Sur la décision portant refus de séjour :
L’arrêté portant refus de séjour de la préfète du Tarn vise les textes dont il a été fait application, en particulier la convention européenne de sauvegarde des droits de l’homme et des libertés fondamentales, le code de l’entrée et du séjour des étrangers et du droit d’asile et le code civil. La représentante de l’Etat a mentionné les éléments propres à la situation personnelle en France de M. B…, notamment sa prise en charge initiale par les services de l’aide sociale à l’enfance du département du Tarn et l’arrêt de la cour d’appel de Toulouse annulant le jugement de placement en assistance éducative le concernant. Cet arrêté fait également état de la scolarité et de la formation suivie en France par l’intéressé. Dans ces conditions, alors que l’administration n’était pas tenue de mentionner l’ensemble des éléments caractérisant la situation en France de M. B…, cet arrêté doit être regardé comme étant suffisamment motivé en droit et en fait conformément aux exigences de l’article L. 211-5 du code des relations entre le public et l’administration. Si l’appelant souligne le caractère erroné de certains faits mentionnés dans le corps de l’arrêté en litige, une telle circonstance ne révèle ni une insuffisance de motivation ni un défaut d’examen particulier de sa situation par la préfète du Tarn.

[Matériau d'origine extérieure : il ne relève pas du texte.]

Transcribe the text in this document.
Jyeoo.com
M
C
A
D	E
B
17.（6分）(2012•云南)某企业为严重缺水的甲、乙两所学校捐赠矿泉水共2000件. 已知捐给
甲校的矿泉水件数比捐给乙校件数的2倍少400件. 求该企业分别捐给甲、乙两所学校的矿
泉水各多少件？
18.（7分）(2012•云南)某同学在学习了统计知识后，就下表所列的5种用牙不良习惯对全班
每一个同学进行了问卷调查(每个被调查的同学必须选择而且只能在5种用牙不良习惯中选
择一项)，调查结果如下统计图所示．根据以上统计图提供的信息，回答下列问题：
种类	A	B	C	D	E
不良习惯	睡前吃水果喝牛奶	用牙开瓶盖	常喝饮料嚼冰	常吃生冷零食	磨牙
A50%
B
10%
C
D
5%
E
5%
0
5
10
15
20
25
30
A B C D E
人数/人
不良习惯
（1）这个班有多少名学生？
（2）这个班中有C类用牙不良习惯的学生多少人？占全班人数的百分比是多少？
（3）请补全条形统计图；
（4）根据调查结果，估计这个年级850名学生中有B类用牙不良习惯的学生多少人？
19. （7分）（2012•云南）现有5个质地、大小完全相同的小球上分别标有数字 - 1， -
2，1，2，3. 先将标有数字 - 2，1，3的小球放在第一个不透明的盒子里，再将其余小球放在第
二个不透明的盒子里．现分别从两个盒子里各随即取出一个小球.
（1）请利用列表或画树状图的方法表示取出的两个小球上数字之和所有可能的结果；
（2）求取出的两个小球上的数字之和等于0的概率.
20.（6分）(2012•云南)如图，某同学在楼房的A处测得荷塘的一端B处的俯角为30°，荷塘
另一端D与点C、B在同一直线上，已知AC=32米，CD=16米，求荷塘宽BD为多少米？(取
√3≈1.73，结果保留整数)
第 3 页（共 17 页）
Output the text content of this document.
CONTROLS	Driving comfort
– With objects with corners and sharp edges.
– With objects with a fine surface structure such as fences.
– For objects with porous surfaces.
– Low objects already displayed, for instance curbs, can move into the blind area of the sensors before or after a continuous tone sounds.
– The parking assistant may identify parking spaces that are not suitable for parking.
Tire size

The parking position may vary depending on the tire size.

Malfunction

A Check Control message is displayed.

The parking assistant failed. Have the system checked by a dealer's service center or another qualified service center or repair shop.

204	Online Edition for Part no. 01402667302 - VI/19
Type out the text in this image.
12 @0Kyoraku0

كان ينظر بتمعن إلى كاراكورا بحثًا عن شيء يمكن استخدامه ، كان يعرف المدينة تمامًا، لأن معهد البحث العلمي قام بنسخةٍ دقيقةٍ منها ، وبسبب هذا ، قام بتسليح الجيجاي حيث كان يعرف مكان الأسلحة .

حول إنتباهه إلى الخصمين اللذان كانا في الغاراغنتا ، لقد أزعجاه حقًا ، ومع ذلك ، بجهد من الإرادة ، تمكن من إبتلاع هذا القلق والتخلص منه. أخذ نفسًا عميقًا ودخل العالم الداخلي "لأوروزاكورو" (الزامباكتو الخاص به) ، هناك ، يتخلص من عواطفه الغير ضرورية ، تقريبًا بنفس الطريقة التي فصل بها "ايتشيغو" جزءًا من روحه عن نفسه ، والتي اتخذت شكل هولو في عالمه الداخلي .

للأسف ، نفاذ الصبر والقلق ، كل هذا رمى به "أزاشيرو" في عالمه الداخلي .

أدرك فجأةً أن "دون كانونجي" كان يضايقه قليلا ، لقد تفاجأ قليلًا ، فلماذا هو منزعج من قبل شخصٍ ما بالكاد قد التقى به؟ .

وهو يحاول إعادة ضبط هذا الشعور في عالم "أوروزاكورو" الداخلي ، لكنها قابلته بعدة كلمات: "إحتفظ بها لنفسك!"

Aux termes de l’article L. 435-3. du code de l’entrée et du séjour des étrangers et du droit d’asile : « A titre exceptionnel, l’étranger qui a été confié à l’aide sociale à l’enfance entre l’âge de seize ans et l’âge de dix-huit ans et qui justifie suivre depuis au moins six mois une formation destinée à lui apporter une qualification professionnelle peut, dans l’année qui suit son dix-huitième anniversaire, se voir délivrer une carte de séjour temporaire portant la mention « salarié » ou « travailleur temporaire », sous réserve du caractère réel et sérieux du suivi de cette formation, de la nature de ses liens avec sa famille restée dans le pays d’origine et de l’avis de la structure d’accueil sur l’insertion de cet étranger dans la société française. La condition prévue à l’article L. 412-1 n’est pas opposable ». Aux termes de l’article R. 431-10 du même code : « L’étranger qui demande la délivrance ou le renouvellement d’un titre de séjour présente à l’appui de sa demande : (1°) Les documents justifiants de son état civil ; (2°) Les documents justifiants de sa nationalité ».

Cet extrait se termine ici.